You’re starting to sound like me!?
it’s not just the USA – pretty much the rest of the world’s population has contributed as well. I understand it’s cool to blame Americans for everything as if we are the only contributors to the world’s issues but you’ve left China, Russia, etc out of the discussion.
You seem to be perceiving it as a selfish issue but I consider it being pragmatic. Portland is roughly the 600th largest metropolitan area in the world. Population of the planet is growing. What we do will have pretty much zero impact upon reversing climate change. It’s happening and it’s going to happen even more. Genie is out of the bottle.

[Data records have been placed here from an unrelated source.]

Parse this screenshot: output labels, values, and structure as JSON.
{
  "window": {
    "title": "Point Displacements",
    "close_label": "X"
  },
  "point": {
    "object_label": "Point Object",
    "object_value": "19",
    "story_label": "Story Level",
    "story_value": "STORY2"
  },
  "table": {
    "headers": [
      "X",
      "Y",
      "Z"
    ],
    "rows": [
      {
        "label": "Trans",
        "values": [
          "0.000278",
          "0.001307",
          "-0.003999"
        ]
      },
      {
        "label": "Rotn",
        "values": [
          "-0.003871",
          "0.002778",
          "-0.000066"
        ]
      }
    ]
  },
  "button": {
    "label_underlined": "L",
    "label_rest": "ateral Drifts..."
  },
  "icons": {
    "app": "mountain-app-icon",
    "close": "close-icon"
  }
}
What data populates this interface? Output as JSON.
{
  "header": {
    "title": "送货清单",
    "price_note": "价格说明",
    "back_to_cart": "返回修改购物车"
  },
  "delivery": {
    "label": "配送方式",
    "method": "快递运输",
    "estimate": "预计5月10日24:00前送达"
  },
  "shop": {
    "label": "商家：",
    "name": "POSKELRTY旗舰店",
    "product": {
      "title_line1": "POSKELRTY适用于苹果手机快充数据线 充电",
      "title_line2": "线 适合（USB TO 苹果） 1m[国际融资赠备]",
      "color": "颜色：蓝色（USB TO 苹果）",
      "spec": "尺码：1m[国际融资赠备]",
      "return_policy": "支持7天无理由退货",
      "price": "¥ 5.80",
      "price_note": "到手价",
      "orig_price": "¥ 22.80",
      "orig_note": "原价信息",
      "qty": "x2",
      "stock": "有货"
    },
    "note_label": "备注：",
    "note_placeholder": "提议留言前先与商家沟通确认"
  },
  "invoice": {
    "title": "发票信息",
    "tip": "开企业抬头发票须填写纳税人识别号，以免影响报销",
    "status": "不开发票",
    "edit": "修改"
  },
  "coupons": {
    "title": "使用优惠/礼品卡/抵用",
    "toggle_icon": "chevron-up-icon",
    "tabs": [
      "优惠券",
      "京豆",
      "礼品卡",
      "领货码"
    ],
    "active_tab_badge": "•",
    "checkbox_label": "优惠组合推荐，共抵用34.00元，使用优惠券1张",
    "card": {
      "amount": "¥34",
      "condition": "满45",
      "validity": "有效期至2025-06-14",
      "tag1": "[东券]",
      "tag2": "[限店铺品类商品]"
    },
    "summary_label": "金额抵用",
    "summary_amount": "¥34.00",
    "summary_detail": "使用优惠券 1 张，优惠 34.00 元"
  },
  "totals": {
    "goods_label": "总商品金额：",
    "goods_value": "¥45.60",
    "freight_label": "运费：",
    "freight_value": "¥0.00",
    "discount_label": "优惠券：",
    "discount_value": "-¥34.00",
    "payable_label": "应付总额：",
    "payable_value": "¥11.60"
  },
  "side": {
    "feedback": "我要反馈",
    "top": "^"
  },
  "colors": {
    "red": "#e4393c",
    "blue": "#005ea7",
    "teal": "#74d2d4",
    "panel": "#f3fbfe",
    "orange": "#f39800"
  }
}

It’s best to plan for adapting to the effects of it.
Working solution? Let’s call Thanos.
“It’s best to plan for adapting to the effects of it.”
“Too little, too late.”
I love the toasty smell of ‘murrican cognitive dissonance in the am.
Cognitive dissonance is thinking the Scooby Gang is going to solve the problem. We missed that chance decades ago. This is like the person, who when hitting 55 years old and finds they have Congestive Heart Failure, starts eating well and exercising.
Sure, we might slow the growth of emissions (not a bad thing) but there will still be growth. Add that to a growing population…it’s not looking great for Homo sapiens sapiens.
So, in essence, you are arguing that we should believe a random blog commentator instead of the IPCC or peer-reviewed science.
It’s so incredibly shocking that once it became increasingly difficult to deny the reality of climate change, many libertarians and conservatives immediately switched to denying that we can do anything to mitigate it.
And, BTW, adaptation as a mitigation strategy is addressed in detail in the IPCC 5th Assessment Report. Believe it or not…it’s not an idea that libertarians or conservatives invented all on their own:
The epitome of USAnian ethics: my actions have already harmed/killed people so I’m just going to continue harming/killing people. Nothing can be done.
This is a sentiment that needs more consideration and attention. While the mass extinction going on this very moment across the planet and the carbon emission levels are breaking records, it is important to not paint the situation as without any hope no more how dire the outcomes may be even under best cases. People will say, “We’re fucked and there’s nothing we can do to change it.” That compounds the problem and harms working solutions from being adopted. We need climate impact assessments in the analysis of every project as a minimum.
Exactly. If we’re fubar regardless, why should I support disruptive change? We need to believe that change is urgent and will make a difference.
And that sums up human nature quite well. Wait until there is a disaster and then make changes. The whole world is not going to change behaviors over what is perceived to be gradual changes (to them).
Is there a prize for second highest?
Whilst still emitting the highest levels per-capita in the world. The “but China” crowd is either ignorant, or are intentionally scapegoating so they can feel better about themselves.
Thank you Sunrise!
if you want to show your support to the youth of portland rabblerousing for their future, consider throwing a couple bucks to the local sunrise chapter:
If you cared about the environment, then you would of stopped at 2 kids. Get over yourself Maus.